Ministers are expected at their next meeting to approve a consolidation plan from the Government Companies Authority to merge three state-owned companies with three others, in a move presented as a way to cut bureaucracy and save public money. The main mergers are Elta Systems into its parent Israel Aerospace Industries, Cities into Dira Lehashkir, and Cross Israel into Netivei Ayalon.
The most significant case is Elta and Israel Aerospace Industries. Elta, which develops and makes radar systems for Israel’s air-defense layers, including Arrow 3, Iron Dome and David’s Sling, employs 4,700 people, almost a third of IAI’s workforce. In 2025 it recorded sales of about $2.2 billion and generated 24% of IAI’s revenue, after the parent company posted about $7.5 billion in revenue last year. Under the plan, Elta would stop operating as a subsidiary and become one of IAI’s four main divisions. The authority says this would remove the need for a separate board, merge finance, treasury and human-resources functions, and make dividend collection from the state-owned company easier. Elta’s CEO, Dror Bar, would not see any change in authority or employment terms.
Another merger would combine Cross Israel, the operator of Route 6, with Netivei Ayalon. The authority says Cross Israel’s activity has fallen sharply since the highway construction work ended more than three decades after the company was founded. Netivei Ayalon handled about 3 billion shekels in activity in 2025 in urban transport projects, and the authority estimates annual savings of about 80 million shekels. It also says Cross Israel has the highest management-expense ratio among similarly sized firms, with management costs of 86 million shekels in 2025 and 76 million in 2024.

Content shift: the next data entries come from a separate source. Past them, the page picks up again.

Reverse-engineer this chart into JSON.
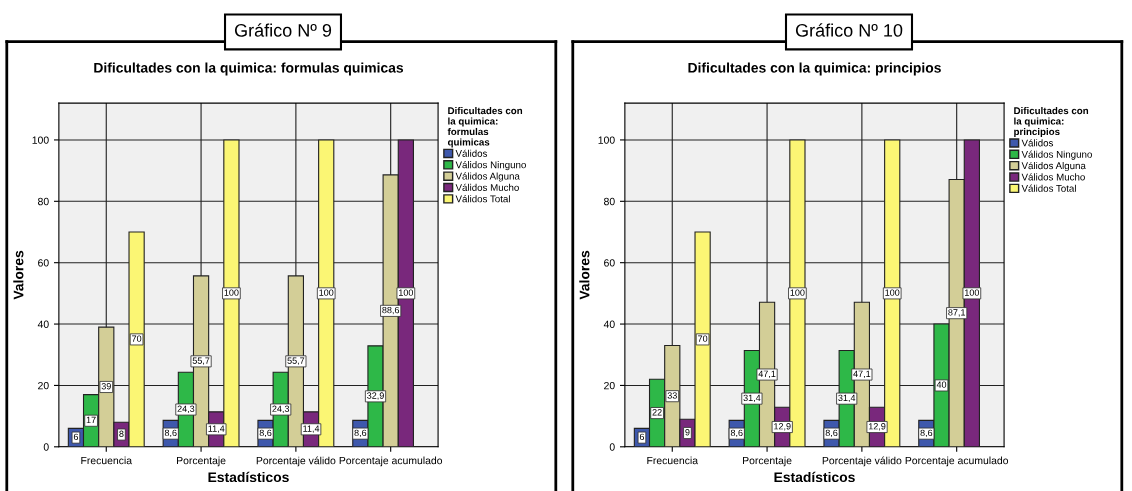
{
  "chart_data": [
    {
      "type": "bar",
      "title": "Dificultades con la quimica: formulas quimicas",
      "xlabel": "Estadísticos",
      "ylabel": "Valores",
      "annotations": [
        "Gráfico Nº 9"
      ],
      "categories": [
        "Frecuencia",
        "Porcentaje",
        "Porcentaje válido",
        "Porcentaje acumulado"
      ],
      "legend_title": "Dificultades con\nla quimica:\nformulas\nquimicas",
      "legend": "right",
      "grid": true,
      "ylim": [
        0,
        112
      ],
      "yticks": [
        0,
        20,
        40,
        60,
        80,
        100
      ],
      "series": [
        {
          "name": "Válidos",
          "color": "#3e58ac",
          "values": [
            6,
            8.6,
            8.6,
            8.6
          ],
          "value_labels": [
            "6",
            "8,6",
            "8,6",
            "8,6"
          ]
        },
        {
          "name": "Válidos Ninguno",
          "color": "#2eb848",
          "values": [
            17,
            24.3,
            24.3,
            32.9
          ],
          "value_labels": [
            "17",
            "24,3",
            "24,3",
            "32,9"
          ]
        },
        {
          "name": "Válidos Alguna",
          "color": "#d3ce97",
          "values": [
            39,
            55.7,
            55.7,
            88.6
          ],
          "value_labels": [
            "39",
            "55,7",
            "55,7",
            "88,6"
          ]
        },
        {
          "name": "Válidos Mucho",
          "color": "#79287c",
          "values": [
            8,
            11.4,
            11.4,
            100
          ],
          "value_labels": [
            "8",
            "11,4",
            "11,4",
            "100"
          ]
        },
        {
          "name": "Válidos Total",
          "color": "#fbf674",
          "values": [
            70,
            100,
            100,
            null
          ],
          "value_labels": [
            "70",
            "100",
            "100",
            null
          ]
        }
      ]
    },
    {
      "type": "bar",
      "title": "Dificultades con la quimica: principios",
      "xlabel": "Estadísticos",
      "ylabel": "Valores",
      "annotations": [
        "Gráfico Nº 10"
      ],
      "categories": [
        "Frecuencia",
        "Porcentaje",
        "Porcentaje válido",
        "Porcentaje acumulado"
      ],
      "legend_title": "Dificultades con\nla quimica:\nprincipios",
      "legend": "right",
      "grid": true,
      "ylim": [
        0,
        112
      ],
      "yticks": [
        0,
        20,
        40,
        60,
        80,
        100
      ],
      "series": [
        {
          "name": "Válidos",
          "color": "#3e58ac",
          "values": [
            6,
            8.6,
            8.6,
            8.6
          ],
          "value_labels": [
            "6",
            "8,6",
            "8,6",
            "8,6"
          ]
        },
        {
          "name": "Válidos Ninguno",
          "color": "#2eb848",
          "values": [
            22,
            31.4,
            31.4,
            40
          ],
          "value_labels": [
            "22",
            "31,4",
            "31,4",
            "40"
          ]
        },
        {
          "name": "Válidos Alguna",
          "color": "#d3ce97",
          "values": [
            33,
            47.1,
            47.1,
            87.1
          ],
          "value_labels": [
            "33",
            "47,1",
            "47,1",
            "87,1"
          ]
        },
        {
          "name": "Válidos Mucho",
          "color": "#79287c",
          "values": [
            9,
            12.9,
            12.9,
            100
          ],
          "value_labels": [
            "9",
            "12,9",
            "12,9",
            "100"
          ]
        },
        {
          "name": "Válidos Total",
          "color": "#fbf674",
          "values": [
            70,
            100,
            100,
            null
          ],
          "value_labels": [
            "70",
            "100",
            "100",
            null
          ]
        }
      ]
    }
  ]
}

A third merger would fold Cities, founded more than 50 years ago to serve the Housing and Construction Ministry, into Dira Lehashkir, created in 2013 to promote housing supply. The authority believes this would create a smoother chain from infrastructure and land development through planning, initiation and residential construction management, though both companies are small and the financial savings are expected to be limited. The plan presented to ministers does not include other merger projects still under review, including Ktzaa with Taas, and Nezer HaSharon with the Society for the Protection of Nature, which depends on an agreement with the Defense Ministry over security clearance requirements for polluted-site cleanup.